FDA-approved PET agent helps solve 87% of diagnostic breast cancer dilemmas
A federally approved imaging agent can help radiologists and other physicians solve difficult diagnostic decisions for breast cancer patients, according to new data.
The estrogen receptor is a key feature of breast cancer and is expressed in 79% of tumors. While ER-positive patients will likely respond to therapy, clinical dilemmas arise when ER expression varies between tumors or if biopsies can’t be performed safely.
Dutch researchers found 18F-FES PET imaging can significantly help these patients. The technique assisted providers with 87% of scans, authors reported in the September issue of the Journal of Nuclear Medicine.
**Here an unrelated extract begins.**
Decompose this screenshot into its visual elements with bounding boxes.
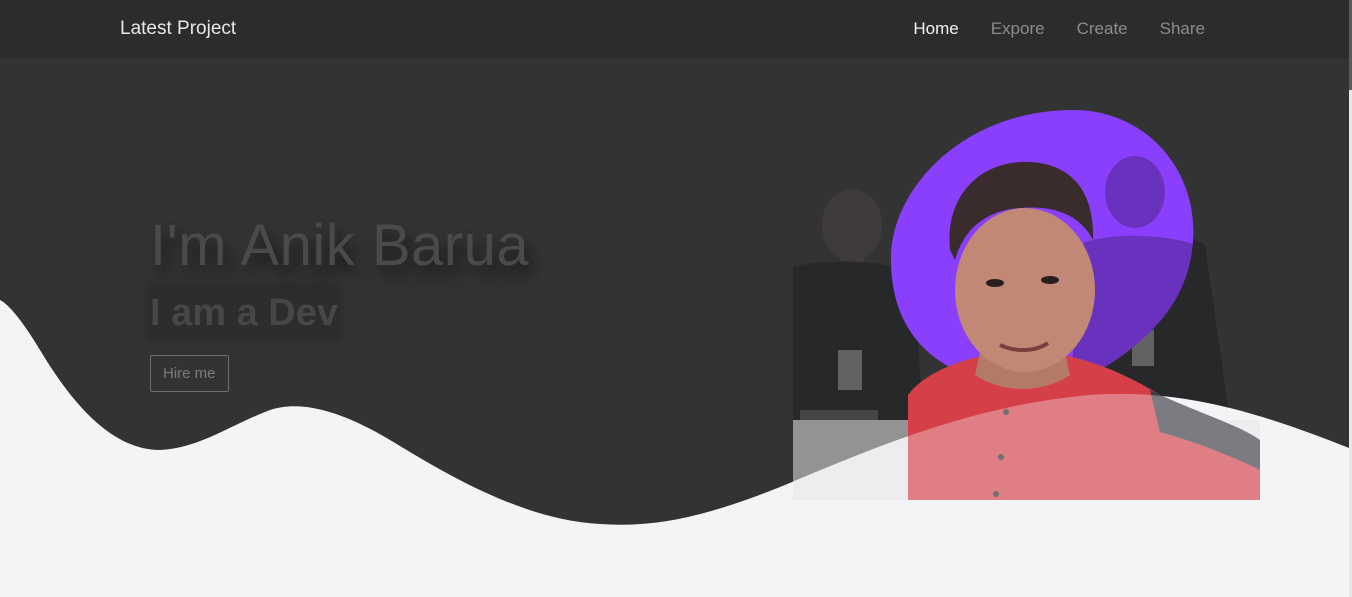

“18F-FES PET has the potential to visualize the ER expression of all tumors across the body and could provide helpful information regarding clinical dilemmas in breast cancer patients,” Carolina P. Schröder, MD, PhD, medical oncologist at the University Medical Center Groningen in the Netherlands added Wednesday.
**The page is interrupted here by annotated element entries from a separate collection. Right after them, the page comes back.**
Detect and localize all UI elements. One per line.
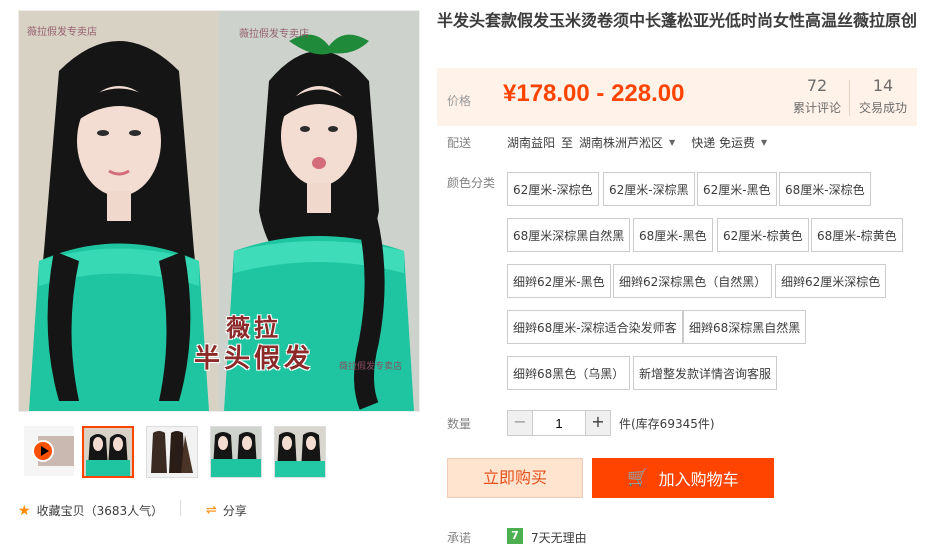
model-left-image — [19, 11, 219, 411]
color-option[interactable]: 细辫62深棕黑色（自然黑） — [613, 264, 773, 298]
color-option[interactable]: 68厘米-黑色 — [633, 218, 713, 252]
color-option[interactable]: 细辫68黑色（乌黑） — [507, 356, 631, 390]
trades-count: 14 — [872, 76, 894, 95]
favorite-share-row: ★ 收藏宝贝（3683人气） ⇌ 分享 — [18, 500, 420, 520]
watermark-bottom: 薇拉假发专卖店 — [339, 362, 403, 372]
cart-icon: 🛒 — [627, 468, 649, 488]
add-to-cart-button[interactable]: 🛒 加入购物车 — [592, 458, 774, 498]
stat-divider — [849, 80, 850, 116]
chevron-down-icon[interactable]: ▼ — [761, 138, 767, 147]
brand-line-2: 半头假发 — [194, 344, 315, 374]
color-option[interactable]: 细辫68厘米-深棕适合染发师客 — [507, 310, 683, 344]
watermark-right: 薇拉假发专卖店 — [239, 29, 309, 40]
trades-label: 交易成功 — [858, 101, 907, 115]
color-option[interactable]: 细辫62厘米-黑色 — [507, 264, 611, 298]
color-option[interactable]: 新增整发款详情咨询客服 — [633, 356, 778, 390]
star-icon: ★ — [18, 502, 31, 519]
shipping-info: 湖南益阳 至 湖南株洲芦淞区 ▼ 快递 免运费 ▼ — [507, 134, 767, 151]
shipping-from: 湖南益阳 — [507, 136, 556, 150]
shipping-method[interactable]: 快递 免运费 — [691, 134, 755, 151]
reviews-label: 累计评论 — [792, 101, 841, 115]
favorite-button[interactable]: ★ 收藏宝贝（3683人气） — [18, 502, 163, 519]
seven-day-badge-icon: 7 — [507, 528, 523, 544]
watermark-left: 薇拉假发专卖店 — [27, 27, 97, 38]
thumbnail-strip — [18, 426, 420, 480]
buy-now-button[interactable]: 立即购买 — [447, 458, 583, 498]
price-range: ¥178.00 - 228.00 — [503, 80, 685, 107]
share-button[interactable]: ⇌ 分享 — [206, 502, 247, 519]
share-icon: ⇌ — [206, 503, 217, 518]
shipping-row: 配送 湖南益阳 至 湖南株洲芦淞区 ▼ 快递 免运费 ▼ — [437, 132, 917, 152]
thumbnail-3-image — [211, 427, 261, 477]
color-option[interactable]: 细辫68深棕黑自然黑 — [683, 310, 807, 344]
increase-quantity-button[interactable]: + — [585, 410, 611, 436]
promise-text[interactable]: 7天无理由 — [531, 529, 587, 546]
play-icon — [32, 440, 54, 462]
main-product-image[interactable]: 薇拉假发专卖店 薇拉假发专卖店 薇拉 半头假发 薇拉假发专卖店 — [18, 10, 420, 412]
color-option[interactable]: 62厘米-深棕黑 — [603, 172, 695, 206]
thumbnail-1[interactable] — [82, 426, 134, 478]
price-label: 价格 — [447, 94, 472, 108]
color-option[interactable]: 62厘米-深棕色 — [507, 172, 599, 206]
product-title: 半发头套款假发玉米烫卷须中长蓬松亚光低时尚女性高温丝薇拉原创 — [437, 11, 918, 30]
color-label: 颜色分类 — [447, 176, 496, 190]
divider — [180, 500, 181, 516]
color-option[interactable]: 68厘米-棕黄色 — [811, 218, 903, 252]
decrease-quantity-button[interactable]: − — [507, 410, 533, 436]
quantity-stepper: − + — [507, 410, 611, 436]
product-info: 半发头套款假发玉米烫卷须中长蓬松亚光低时尚女性高温丝薇拉原创 价格 ¥178.0… — [437, 10, 918, 545]
color-option[interactable]: 细辫62厘米深棕色 — [775, 264, 887, 298]
price-panel: 价格 ¥178.00 - 228.00 72 累计评论 14 交易成功 — [437, 68, 917, 126]
trades-stat: 14 交易成功 — [853, 76, 913, 116]
video-thumbnail[interactable] — [24, 426, 74, 476]
thumbnail-2[interactable] — [146, 426, 198, 478]
brand-overlay: 薇拉 半头假发 — [194, 313, 314, 376]
share-label: 分享 — [222, 504, 247, 518]
color-option[interactable]: 68厘米深棕黑自然黑 — [507, 218, 631, 252]
reviews-stat[interactable]: 72 累计评论 — [787, 76, 847, 116]
thumbnail-4[interactable] — [274, 426, 326, 478]
thumbnail-2-image — [147, 427, 197, 477]
promise-row: 承诺 7 7天无理由 — [437, 526, 917, 546]
product-gallery: 薇拉假发专卖店 薇拉假发专卖店 薇拉 半头假发 薇拉假发专卖店 ★ 收藏宝贝（3… — [18, 10, 420, 519]
shipping-label: 配送 — [447, 136, 472, 150]
reviews-count: 72 — [806, 76, 828, 95]
thumbnail-3[interactable] — [210, 426, 262, 478]
shipping-destination[interactable]: 湖南株洲芦淞区 — [579, 134, 663, 151]
quantity-input[interactable] — [533, 410, 585, 436]
brand-line-1: 薇拉 — [226, 313, 282, 342]
color-option[interactable]: 62厘米-棕黄色 — [717, 218, 809, 252]
color-option[interactable]: 68厘米-深棕色 — [779, 172, 871, 206]
quantity-row: 数量 − + 件(库存69345件) — [437, 410, 917, 436]
shipping-to-word: 至 — [561, 136, 574, 150]
chevron-down-icon[interactable]: ▼ — [669, 138, 675, 147]
thumbnail-4-image — [275, 427, 325, 477]
quantity-label: 数量 — [447, 417, 472, 431]
stock-info: 件(库存69345件) — [619, 417, 715, 431]
color-option[interactable]: 62厘米-黑色 — [697, 172, 777, 206]
add-to-cart-label: 加入购物车 — [658, 470, 739, 489]
promise-label: 承诺 — [447, 531, 472, 545]
thumbnail-1-image — [84, 428, 132, 476]
favorite-label: 收藏宝贝（3683人气） — [36, 504, 164, 518]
The U.S. Food and Drug Administration approved 18F-FES PET back in 2020. Schröder et al. tested its efficacy during problematic situations, which included an inability to assess the disease via standard workup, unclear ER tumor status, or failure to determine which tumor caused cancer to spread.
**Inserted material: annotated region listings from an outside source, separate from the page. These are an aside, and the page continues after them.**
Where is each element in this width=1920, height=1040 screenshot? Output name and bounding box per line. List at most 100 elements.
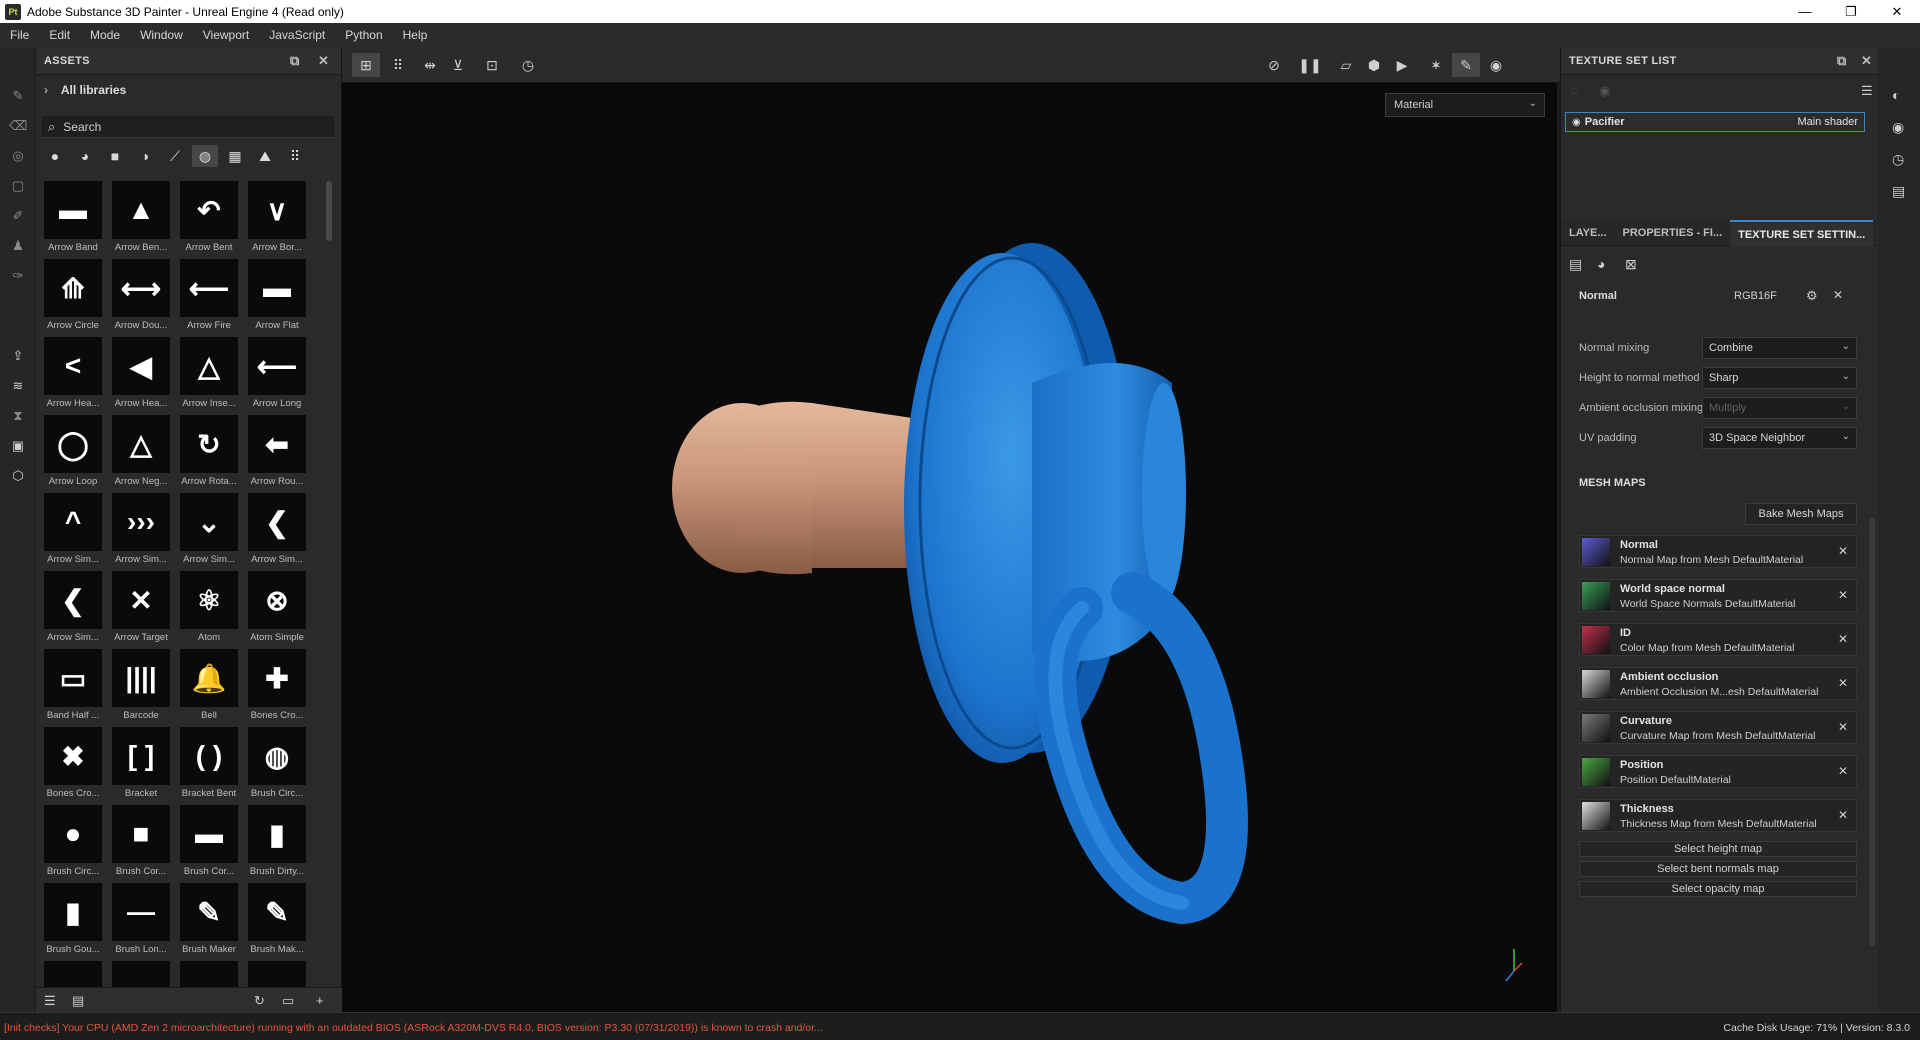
asset-item[interactable]: ⟵ Arrow Fire [180,259,242,335]
asset-item[interactable]: ✎ Brush Maker [180,883,242,959]
projection-tool-icon[interactable]: ◎ [9,147,27,165]
mesh-map-slot[interactable]: Position Position DefaultMaterial ✕ [1579,755,1857,788]
gear-icon[interactable]: ⚙ [1806,288,1818,304]
symmetry-icon[interactable]: ⇹ [416,53,444,77]
asset-item[interactable]: ✎ Brush Mak... [248,883,310,959]
asset-item[interactable]: ✚ Bones Cro... [248,649,310,725]
export-icon[interactable]: ⇪ [9,347,27,365]
asset-item[interactable]: ››› Arrow Sim... [112,493,174,569]
asset-item[interactable]: ▬ Brush Cor... [180,805,242,881]
remove-map-icon[interactable]: ✕ [1838,808,1848,822]
log-icon[interactable]: ▤ [1892,183,1905,200]
library-selector[interactable]: › All libraries [44,83,126,97]
3d-viewport[interactable]: Material ⌄ [342,83,1557,1012]
save-search-icon[interactable]: ▤ [72,993,84,1009]
screenshot-icon[interactable]: ◉ [1482,53,1510,77]
mask-filter-icon[interactable]: ■ [102,145,128,167]
grid-snap-icon[interactable]: ⊞ [352,53,380,77]
menu-help[interactable]: Help [393,28,438,42]
menu-mode[interactable]: Mode [80,28,130,42]
asset-item[interactable]: ⟰ Arrow Circle [44,259,106,335]
shader-settings-icon[interactable]: ◐ [1892,87,1900,103]
asset-item[interactable]: ▬ Arrow Band [44,181,106,257]
asset-item[interactable]: ▭ Band Half ... [44,649,106,725]
asset-item[interactable]: ↻ Arrow Rota... [180,415,242,491]
grid-view-icon[interactable]: ⠿ [282,145,308,167]
menu-viewport[interactable]: Viewport [193,28,259,42]
display-settings-icon[interactable]: ◉ [1892,119,1904,136]
alpha-filter-icon[interactable]: ◍ [192,145,218,167]
asset-item[interactable]: ▬ Arrow Flat [248,259,310,335]
close-window-button[interactable]: ✕ [1874,0,1920,23]
asset-item[interactable]: ( ) Bracket Bent [180,727,242,803]
picker-tool-icon[interactable]: ✑ [9,267,27,285]
normal-format[interactable]: RGB16F [1734,290,1777,302]
remove-map-icon[interactable]: ✕ [1838,676,1848,690]
close-panel-icon[interactable]: ✕ [1861,53,1872,69]
refresh-icon[interactable]: ↻ [254,993,265,1009]
asset-item[interactable]: ◍ Brush Circ... [248,727,310,803]
asset-item[interactable]: ◀ Arrow Hea... [112,337,174,413]
eye-icon[interactable]: ◉ [1572,117,1581,128]
asset-scrollbar[interactable] [326,181,332,241]
remove-map-icon[interactable]: ✕ [1838,764,1848,778]
asset-item[interactable]: ▲ Arrow Ben... [112,181,174,257]
shelf-icon[interactable]: ▣ [9,437,27,455]
asset-item[interactable]: ❮ Arrow Sim... [248,493,310,569]
asset-item[interactable]: ⟵ Arrow Long [248,337,310,413]
close-panel-icon[interactable]: ✕ [318,53,329,69]
paint-tool-icon[interactable]: ✎ [9,87,27,105]
tab-layers[interactable]: LAYE... [1561,220,1615,246]
menu-python[interactable]: Python [335,28,392,42]
brush-filter-icon[interactable]: ⟋ [162,145,188,167]
cube-icon[interactable]: ⬡ [9,467,27,485]
asset-item[interactable]: ⚛ Atom [180,571,242,647]
pause-icon[interactable]: ❚❚ [1296,53,1324,77]
asset-item[interactable]: |||| Barcode [112,649,174,725]
asset-item[interactable]: ✕ Arrow Target [112,571,174,647]
asset-item[interactable]: ⬅ Arrow Rou... [248,415,310,491]
clone-tool-icon[interactable]: ♟ [9,237,27,255]
mesh-map-slot[interactable]: Thickness Thickness Map from Mesh Default… [1579,799,1857,832]
list-view-icon[interactable]: ☰ [44,993,56,1009]
asset-item[interactable]: ⊗ Atom Simple [248,571,310,647]
height-to-normal-dropdown[interactable]: Sharp ⌄ [1702,367,1857,389]
bake-icon[interactable]: ≋ [9,377,27,395]
texture-filter-icon[interactable]: ▦ [222,145,248,167]
maximize-button[interactable]: ❐ [1828,0,1874,23]
filter-filter-icon[interactable]: ◑ [132,145,158,167]
asset-item[interactable]: ⟷ Arrow Dou... [112,259,174,335]
polygon-fill-icon[interactable]: ▢ [9,177,27,195]
asset-item[interactable]: △ Arrow Neg... [112,415,174,491]
paint-mode-icon[interactable]: ✎ [1452,53,1480,77]
texture-set-row[interactable]: ◉ Pacifier Main shader [1565,112,1865,132]
select-opacity-map-button[interactable]: Select opacity map [1579,881,1857,897]
asset-item[interactable]: ● Brush Circ... [44,805,106,881]
lighting-icon[interactable]: ✶ [1422,53,1450,77]
uv-icon[interactable]: ⊠ [1625,256,1637,273]
float-panel-icon[interactable]: ⧉ [290,53,300,69]
float-panel-icon[interactable]: ⧉ [1837,53,1847,69]
menu-icon[interactable]: ☰ [1861,83,1873,99]
folder-icon[interactable]: ▭ [282,993,294,1009]
history-icon[interactable]: ◷ [514,53,542,77]
asset-item[interactable]: ◯ Arrow Loop [44,415,106,491]
settings-sheet-icon[interactable]: ▤ [1569,256,1582,273]
mesh-map-slot[interactable]: Normal Normal Map from Mesh DefaultMateri… [1579,535,1857,568]
minimize-button[interactable]: — [1782,0,1828,23]
status-warning[interactable]: [Init checks] Your CPU (AMD Zen 2 microa… [4,1022,823,1034]
asset-item[interactable]: < Arrow Hea... [44,337,106,413]
menu-javascript[interactable]: JavaScript [259,28,335,42]
2d-view-icon[interactable]: ▱ [1332,53,1360,77]
asset-item[interactable]: ■ Brush Cor... [112,805,174,881]
fit-view-icon[interactable]: ⊡ [478,53,506,77]
bake-mesh-maps-button[interactable]: Bake Mesh Maps [1745,503,1857,525]
3d-view-icon[interactable]: ⬢ [1360,53,1388,77]
menu-edit[interactable]: Edit [39,28,80,42]
mesh-map-slot[interactable]: ID Color Map from Mesh DefaultMaterial ✕ [1579,623,1857,656]
visibility-off-icon[interactable]: ◌ [1571,83,1579,98]
camera-icon[interactable]: ▶ [1388,53,1416,77]
select-bent-normals-button[interactable]: Select bent normals map [1579,861,1857,877]
history-icon[interactable]: ◷ [1892,151,1904,168]
smart-material-filter-icon[interactable]: ◕ [72,145,98,167]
Using this molecular imaging approach, clinicians gained the information needed to make personalized treatment decisions. In 93% of solved dilemmas, experts based their decisions solely on 18F-FES PET results.
Problems with ER-positive scans were more likely to be resolved compared to those involving negative images. But the frequency of solved cases was not associated with the type of dilemma, the authors noted.
“This is the largest study to show the value of 18F-FES PET in a ‘real daily clinical practice,’” Schröder added. “These findings support the use of 18F-FES PET for optimal patient outcomes and may support broad implementation of 18F-FES PET in clinical practice.”